Au cours de ces quatre journées d’audience où comparaissaient vingt-six prévenus, les victimes françaises, qui ont pu bénéficier d’un accompagnement psychologique de proximité depuis la Cour d’appel de Paris, ont salué la qualité de leur prise en charge.
La Belgique a de son côté bénéficié de l’effectivité de la coopération judiciaire franco-tunisienne et a pu retransmettre depuis Bruxelles ce procès au profit des victimes belges.
Une réflexion a été lancée par la déléguée interministérielle à l’aide aux victimes sur la problématique de la prise en charge des frais de déplacement des victimes françaises en cas de procès à l’étranger.

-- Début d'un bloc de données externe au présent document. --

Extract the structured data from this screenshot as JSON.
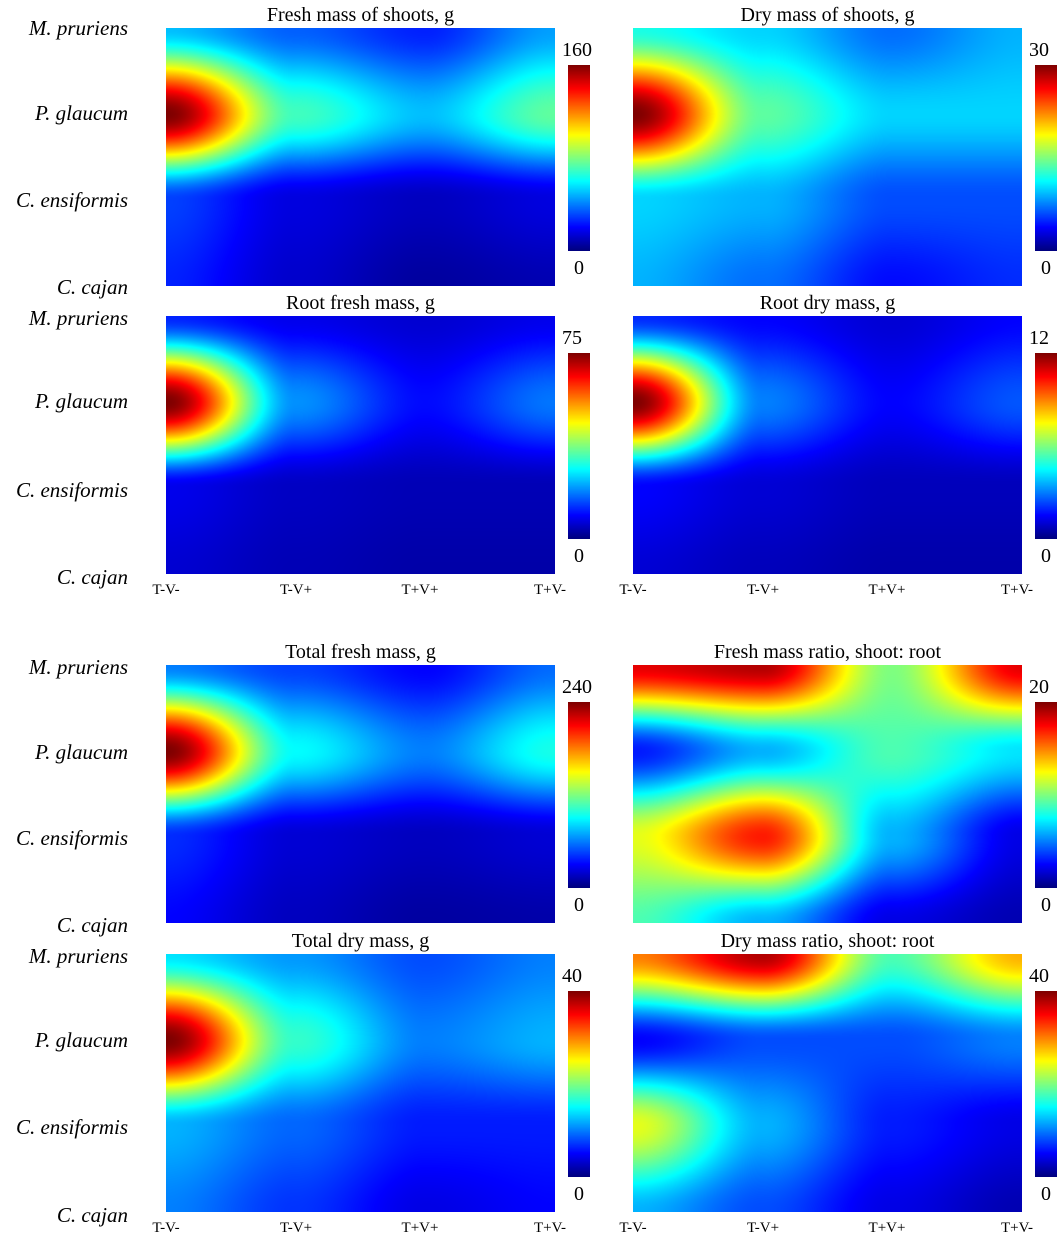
{
  "species": [
    "M. pruriens",
    "P. glaucum",
    "C. ensiformis",
    "C. cajan"
  ],
  "treatments": [
    "T-V-",
    "T-V+",
    "T+V+",
    "T+V-"
  ],
  "colormap": [
    "#00007f",
    "#0000ff",
    "#007fff",
    "#00ffff",
    "#7fff7f",
    "#ffff00",
    "#ff7f00",
    "#ff0000",
    "#7f0000"
  ],
  "chart_data": [
    {
      "type": "heatmap",
      "title": "Fresh mass of shoots, g",
      "x": [
        "T-V-",
        "T-V+",
        "T+V+",
        "T+V-"
      ],
      "y": [
        "M. pruriens",
        "P. glaucum",
        "C. ensiformis",
        "C. cajan"
      ],
      "zlim": [
        0,
        160
      ],
      "colorbar_ticks": [
        "160",
        "0"
      ],
      "values": [
        [
          50,
          35,
          25,
          45
        ],
        [
          160,
          70,
          50,
          75
        ],
        [
          30,
          15,
          10,
          15
        ],
        [
          25,
          12,
          5,
          8
        ]
      ]
    },
    {
      "type": "heatmap",
      "title": "Dry mass of shoots, g",
      "x": [
        "T-V-",
        "T-V+",
        "T+V+",
        "T+V-"
      ],
      "y": [
        "M. pruriens",
        "P. glaucum",
        "C. ensiformis",
        "C. cajan"
      ],
      "zlim": [
        0,
        30
      ],
      "colorbar_ticks": [
        "30",
        "0"
      ],
      "values": [
        [
          12,
          10,
          7,
          9
        ],
        [
          30,
          14,
          10,
          10
        ],
        [
          10,
          9,
          6,
          6
        ],
        [
          9,
          7,
          4,
          5
        ]
      ]
    },
    {
      "type": "heatmap",
      "title": "Root fresh mass, g",
      "x": [
        "T-V-",
        "T-V+",
        "T+V+",
        "T+V-"
      ],
      "y": [
        "M. pruriens",
        "P. glaucum",
        "C. ensiformis",
        "C. cajan"
      ],
      "zlim": [
        0,
        75
      ],
      "colorbar_ticks": [
        "75",
        "0"
      ],
      "values": [
        [
          12,
          8,
          6,
          8
        ],
        [
          75,
          20,
          10,
          18
        ],
        [
          8,
          5,
          4,
          4
        ],
        [
          6,
          4,
          3,
          3
        ]
      ]
    },
    {
      "type": "heatmap",
      "title": "Root dry mass, g",
      "x": [
        "T-V-",
        "T-V+",
        "T+V+",
        "T+V-"
      ],
      "y": [
        "M. pruriens",
        "P. glaucum",
        "C. ensiformis",
        "C. cajan"
      ],
      "zlim": [
        0,
        12
      ],
      "colorbar_ticks": [
        "12",
        "0"
      ],
      "values": [
        [
          2,
          1.5,
          1,
          1.5
        ],
        [
          12,
          3,
          1.5,
          2.5
        ],
        [
          1.5,
          1,
          0.7,
          0.7
        ],
        [
          1,
          0.7,
          0.5,
          0.5
        ]
      ]
    },
    {
      "type": "heatmap",
      "title": "Total fresh mass, g",
      "x": [
        "T-V-",
        "T-V+",
        "T+V+",
        "T+V-"
      ],
      "y": [
        "M. pruriens",
        "P. glaucum",
        "C. ensiformis",
        "C. cajan"
      ],
      "zlim": [
        0,
        240
      ],
      "colorbar_ticks": [
        "240",
        "0"
      ],
      "values": [
        [
          60,
          45,
          30,
          55
        ],
        [
          240,
          90,
          60,
          95
        ],
        [
          40,
          20,
          15,
          20
        ],
        [
          30,
          15,
          8,
          10
        ]
      ]
    },
    {
      "type": "heatmap",
      "title": "Fresh mass ratio, shoot: root",
      "x": [
        "T-V-",
        "T-V+",
        "T+V+",
        "T+V-"
      ],
      "y": [
        "M. pruriens",
        "P. glaucum",
        "C. ensiformis",
        "C. cajan"
      ],
      "zlim": [
        0,
        20
      ],
      "colorbar_ticks": [
        "20",
        "0"
      ],
      "values": [
        [
          18,
          19,
          10,
          18
        ],
        [
          3,
          6,
          9,
          7
        ],
        [
          12,
          17,
          6,
          2
        ],
        [
          9,
          6,
          2,
          1
        ]
      ]
    },
    {
      "type": "heatmap",
      "title": "Total dry mass, g",
      "x": [
        "T-V-",
        "T-V+",
        "T+V+",
        "T+V-"
      ],
      "y": [
        "M. pruriens",
        "P. glaucum",
        "C. ensiformis",
        "C. cajan"
      ],
      "zlim": [
        0,
        40
      ],
      "colorbar_ticks": [
        "40",
        "0"
      ],
      "values": [
        [
          14,
          11,
          8,
          10
        ],
        [
          40,
          17,
          10,
          12
        ],
        [
          12,
          9,
          6,
          6
        ],
        [
          10,
          7,
          4,
          5
        ]
      ]
    },
    {
      "type": "heatmap",
      "title": "Dry mass ratio, shoot: root",
      "x": [
        "T-V-",
        "T-V+",
        "T+V+",
        "T+V-"
      ],
      "y": [
        "M. pruriens",
        "P. glaucum",
        "C. ensiformis",
        "C. cajan"
      ],
      "zlim": [
        0,
        40
      ],
      "colorbar_ticks": [
        "40",
        "0"
      ],
      "values": [
        [
          30,
          38,
          18,
          28
        ],
        [
          5,
          8,
          8,
          10
        ],
        [
          24,
          12,
          6,
          4
        ],
        [
          12,
          8,
          4,
          2
        ]
      ]
    }
  ]
}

L’expérience réussie de ce procès à Tunis par visioconférence a permis d’assurer la nécessaire prise en charge des nombreuses victimes qui souhaitaient assister à leur procès à l’étranger ; elle a eu pour avantage de maîtriser le coût de ces frais et les risques sécuritaires liés à ces déplacements ; elle a conduit à adapter les mécanismes d’entraide judiciaire internationale à ces nouveaux besoins.
La présence et l’intervention constantes de Philippe Dorcet, magistrat de liaison en poste à l’ambassade de France à Tunis ont été saluées par tous les acteurs, chacun reconnaissant l’utilité de son rôle opérationnel sur place.